Anyway, I extracted the information from the reviews i downloaded and put it into a .csv file. This gave me data on 13330 reviews which i then loaded into R for some plotting with ggplot2. Lets look at some graphs to see how the scores are distributed and try to find something interesting. First we have a regular histogram:
When I first saw it I was not expect the distribution to be so right skewed. I expected the top to be around maybe 5 or 6. I calculated the mean and median which are 6.96 and 7.2, respectively. Lets look at a bar plot, where each bar corresponds to a specific score.

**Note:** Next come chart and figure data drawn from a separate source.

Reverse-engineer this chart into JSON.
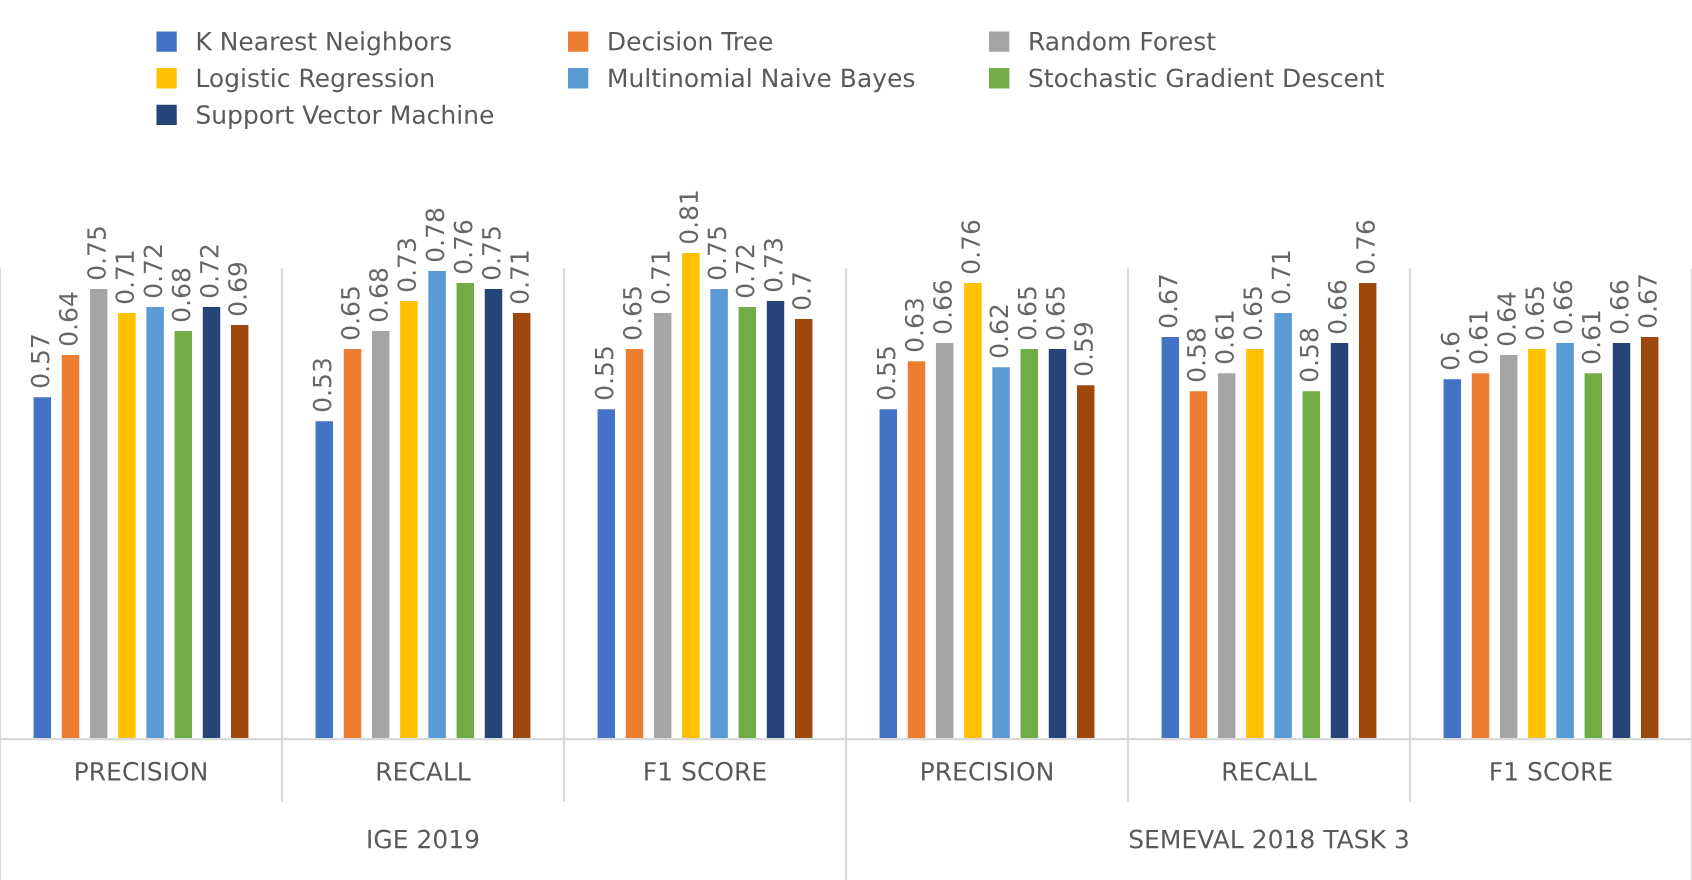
{
  "chart_data": {
    "type": "bar",
    "categories": [
      "PRECISION",
      "RECALL",
      "F1 SCORE",
      "PRECISION",
      "RECALL",
      "F1 SCORE"
    ],
    "annotations": [
      "IGE 2019",
      "SEMEVAL 2018 TASK 3"
    ],
    "series": [
      {
        "name": "K Nearest Neighbors",
        "color": "#4472c4",
        "values": [
          0.57,
          0.53,
          0.55,
          0.55,
          0.67,
          0.6
        ]
      },
      {
        "name": "Decision Tree",
        "color": "#ed7d31",
        "values": [
          0.64,
          0.65,
          0.65,
          0.63,
          0.58,
          0.61
        ]
      },
      {
        "name": "Random Forest",
        "color": "#a5a5a5",
        "values": [
          0.75,
          0.68,
          0.71,
          0.66,
          0.61,
          0.64
        ]
      },
      {
        "name": "Logistic Regression",
        "color": "#ffc000",
        "values": [
          0.71,
          0.73,
          0.81,
          0.76,
          0.65,
          0.65
        ]
      },
      {
        "name": "Multinomial Naive Bayes",
        "color": "#5b9bd5",
        "values": [
          0.72,
          0.78,
          0.75,
          0.62,
          0.71,
          0.66
        ]
      },
      {
        "name": "Stochastic Gradient Descent",
        "color": "#70ad47",
        "values": [
          0.68,
          0.76,
          0.72,
          0.65,
          0.58,
          0.61
        ]
      },
      {
        "name": "Support Vector Machine",
        "color": "#264478",
        "values": [
          0.72,
          0.75,
          0.73,
          0.65,
          0.66,
          0.66
        ]
      },
      {
        "color": "#9e480e",
        "values": [
          0.69,
          0.71,
          0.7,
          0.59,
          0.76,
          0.67
        ]
      }
    ],
    "data_labels": true,
    "grid": false,
    "legend": "top"
  }
}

Now this is interesting. We can clearly see four spikes around the top, some scores are clearly more popular than others. ggplot2 clutters the ticks on the x-axis so it is difficult to see exactly which scores it is (this seems to be a regular problem with ggplot2, event the examples in the official documentation suffers from this) Anyway, I found out that the most popular scores are 7.5 (620 records), 7.0 (614 records), 7.8 (611 records) and 8.0 (594 records). Together, 18.3% of the reviewed records has been given one of these four scores. From this it seems to be some sort of bias towards round or ‘half round’ numbers. I guess we humans have some sort of subconscious preference for these kinds of numbers. If we now look closer at the right end of the plot, we see the same phenomena:
The 10.0 ‘perfect’ score is way more used than the scores just below it. So it appears to be harder to make a ‘near perfect’ album than a perfect one, which is kind of strange. If I were to draw some conclusion after looking at these charts, it would be that a 101 point scale is too accurate to be useful for distinguish between albums that differ little in their numeric scores. I also wonder if this phenomenon can be found in other situations where people are asked to grade something on a scale with similar accuracy.